The whole gross product, of a value of five milliards, is therefore in the hands of the productive class, that is, in the first place the farmers, who have produced it by advancing an annual working capital of two milliards, which corresponds to an invested capital of ten milliards. The agricultural products -- foodstuffs, raw materials, etc. -- which are required for the replacement of the working capital, including therefore the maintenance of all persons directly engaged in agriculture, are taken in natura from the total harvest and expended for the purpose of new agricultural production. Since, as we have seen, constant prices and ****** reproduction on a given scale are assumed, the money value of the portion which is thus taken from the gross product is equal to two milliard livres. This portion, therefore, does not enter into general circulation. For, as we have noted, circulation which takes place only within a particular class, and not between one class and another, is excluded from the Tableau.
After the replacement of the working capital out of the gross product there remains a surplus of three milliards, of which two are in means of subsistence and one in raw materials. The rent which the farmers have to pay to the landlords is however only two-thirds of this sum, equal to two milliards. It will soon be seen why it is only these two milliards which figure under the heading of "net product" or "net income" {106}.
But in addition to the "total reproduction" of agriculture amounting in value to five milliards, of which three milliards enter into general circulation, there is also in the hands of the farmers, before the movement described in the Tableau begins, the whole " pécule "of the nation, two milliards of cash money. This comes about in the following way.
As the total harvest is the starting-point of the Tableau , this starting-point also forms the closing point of an economic year, for example, of the year 1758, from which point a new economic year begins.
During the course of this new year, 1759, the portion of the gross product destined to enter into circulation is distributed among the two other classes through the medium of a number of individual payments, purchases and sales.
These movements separated, following each other in succession, and stretching over a whole year, are however -- as was bound to happen in any case in the Tableau -- combined into a few characteristic transactions each of which embraces a whole year's operations at once. This, then, is how at the close of the year 1758 there has flowed back to the farmer class the money paid by it to the landlords as rent for the year 1757 (the Tableau itself will show how this comes about), amounting to two milliards; so that the farmer class can again throw this sum into circulation in 1759.

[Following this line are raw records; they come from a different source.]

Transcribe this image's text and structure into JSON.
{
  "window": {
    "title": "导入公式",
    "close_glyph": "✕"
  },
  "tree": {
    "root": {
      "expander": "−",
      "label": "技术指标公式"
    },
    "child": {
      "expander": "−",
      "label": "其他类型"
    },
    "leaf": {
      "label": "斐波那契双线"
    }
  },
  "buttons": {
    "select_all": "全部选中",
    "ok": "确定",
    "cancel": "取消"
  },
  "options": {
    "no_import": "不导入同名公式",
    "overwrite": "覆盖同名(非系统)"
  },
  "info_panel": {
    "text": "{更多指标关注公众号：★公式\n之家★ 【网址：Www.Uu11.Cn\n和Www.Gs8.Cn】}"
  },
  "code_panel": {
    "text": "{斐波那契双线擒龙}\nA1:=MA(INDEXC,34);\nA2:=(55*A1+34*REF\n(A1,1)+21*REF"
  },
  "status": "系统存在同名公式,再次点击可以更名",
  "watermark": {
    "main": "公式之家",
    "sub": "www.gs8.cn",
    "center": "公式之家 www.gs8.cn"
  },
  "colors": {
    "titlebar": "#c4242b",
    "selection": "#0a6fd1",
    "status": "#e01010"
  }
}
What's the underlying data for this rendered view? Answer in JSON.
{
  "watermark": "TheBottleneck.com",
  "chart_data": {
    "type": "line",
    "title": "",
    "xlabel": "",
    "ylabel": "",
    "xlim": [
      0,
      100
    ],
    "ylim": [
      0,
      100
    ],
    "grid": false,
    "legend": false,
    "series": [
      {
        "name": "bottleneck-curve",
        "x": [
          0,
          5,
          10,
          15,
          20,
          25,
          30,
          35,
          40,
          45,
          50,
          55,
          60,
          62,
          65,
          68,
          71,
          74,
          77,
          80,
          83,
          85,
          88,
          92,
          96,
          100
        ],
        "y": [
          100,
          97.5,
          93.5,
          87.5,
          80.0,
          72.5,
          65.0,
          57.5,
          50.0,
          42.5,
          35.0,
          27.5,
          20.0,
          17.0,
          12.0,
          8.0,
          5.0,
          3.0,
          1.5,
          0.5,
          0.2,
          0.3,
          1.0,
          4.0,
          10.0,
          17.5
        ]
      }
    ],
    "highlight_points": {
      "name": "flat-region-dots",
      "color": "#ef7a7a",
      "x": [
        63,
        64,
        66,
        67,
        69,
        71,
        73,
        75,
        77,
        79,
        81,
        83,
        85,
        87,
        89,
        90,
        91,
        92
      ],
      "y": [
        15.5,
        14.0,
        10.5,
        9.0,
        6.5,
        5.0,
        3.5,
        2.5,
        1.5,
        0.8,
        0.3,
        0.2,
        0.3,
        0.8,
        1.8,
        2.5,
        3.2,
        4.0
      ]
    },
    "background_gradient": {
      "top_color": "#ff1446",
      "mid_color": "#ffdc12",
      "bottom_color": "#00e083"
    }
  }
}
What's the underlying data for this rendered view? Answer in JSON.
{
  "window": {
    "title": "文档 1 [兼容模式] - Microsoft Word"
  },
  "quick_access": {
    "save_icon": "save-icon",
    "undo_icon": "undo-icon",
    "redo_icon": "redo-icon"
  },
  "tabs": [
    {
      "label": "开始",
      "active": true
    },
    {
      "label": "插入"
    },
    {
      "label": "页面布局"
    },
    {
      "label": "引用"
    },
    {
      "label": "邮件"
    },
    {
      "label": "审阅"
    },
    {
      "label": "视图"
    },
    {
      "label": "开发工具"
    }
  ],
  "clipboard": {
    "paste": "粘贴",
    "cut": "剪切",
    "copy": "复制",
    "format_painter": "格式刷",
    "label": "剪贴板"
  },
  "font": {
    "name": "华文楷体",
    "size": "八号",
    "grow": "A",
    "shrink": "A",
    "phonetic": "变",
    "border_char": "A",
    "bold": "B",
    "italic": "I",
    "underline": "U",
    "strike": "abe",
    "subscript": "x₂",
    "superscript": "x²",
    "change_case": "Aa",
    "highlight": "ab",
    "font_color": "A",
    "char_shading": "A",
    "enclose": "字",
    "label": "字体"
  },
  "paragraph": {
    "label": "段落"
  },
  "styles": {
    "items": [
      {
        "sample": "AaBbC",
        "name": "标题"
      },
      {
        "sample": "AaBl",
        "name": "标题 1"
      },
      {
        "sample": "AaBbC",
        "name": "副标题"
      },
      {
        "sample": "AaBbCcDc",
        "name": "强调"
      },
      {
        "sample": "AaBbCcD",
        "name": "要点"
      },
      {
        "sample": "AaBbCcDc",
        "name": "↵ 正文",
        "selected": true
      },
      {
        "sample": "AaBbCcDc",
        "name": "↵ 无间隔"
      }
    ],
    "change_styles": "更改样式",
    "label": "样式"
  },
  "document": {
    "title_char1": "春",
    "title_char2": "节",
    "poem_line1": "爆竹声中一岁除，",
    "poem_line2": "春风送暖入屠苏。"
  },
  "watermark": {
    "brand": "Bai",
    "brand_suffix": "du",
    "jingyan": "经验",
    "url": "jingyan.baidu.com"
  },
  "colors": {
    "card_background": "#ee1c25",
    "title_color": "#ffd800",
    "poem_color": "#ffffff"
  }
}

Since, however, that sum, as Quesnay observes, is much larger than is required in reality for the total circulation of the country (France), inasmuch as there is a constant succession of separate payments, the two milliard livres in the hands of the farmers represent the total money in circulation in the nation.
The class of landlords drawing rent first appears, as is the case sometimes even today, in the role of receivers of payments. On Quesnay's assumption the landlords proper receive only foursevenths of the two milliards of rent: two-sevenths go to the government, and one-seventh to the receivers of tithes. In Quesnay's day the Church was the biggest landlord in France and in addition received the tithes on all other landed property.
The working capital ( avances annuelles ) advanced by the "sterile" class in the course of a whole year consists of raw materials to the value of one milliard -- only raw materials, because tools, machinery, etc., are included among the products of that class itself. The many different roles, however, played by such products in the industrial enterprises of this class do not concern the Tableau any more than the circulation of commodities and money which takes place exclusively within that class.
The wages for the labour by which the sterile class transforms the raw materials into manufactured goods are equal to the value of the means of subsistence which it receives in part directly from the productive class, and in part indirectly, through the landlords. Although it is itself divided into capitalists and wage-workers, it forms, according to Quesnay's basic conception, an integral class which is in the pay of the productive class and of the landlords. The total industrial production, and consequently also its total circulation, which is distributed over the year following the harvest, is likewise combined into a single whole. It is therefore assumed that at the beginning of the movement set out in the Tableau the annual commodity production of the sterile class is entirely in its hands, and consequently that its whole working capital, consisting of raw materials to the value of one milliard, has been converted into goods to the value of two milliards, one-half of which represents the price of the means of subsistence consumed during this transformation. An objection might be raised here: Surely the sterile class also uses up industrial products for its own domestic needs; where are these shown, if its own total product passes through circulation to the other classes? This is the answer we are given: The sterile class not only itself consumes a portion of its own commodities, but in addition it strives to retain as much of the rest as possible. It therefore sells the commodities thrown by it into circulation above their real value, and must do this, as we have evaluated these commodities at the total value of their production. This, however, does not affect the figures of the Tableau , for the two other classes receive manufactured goods only to the value of their total production.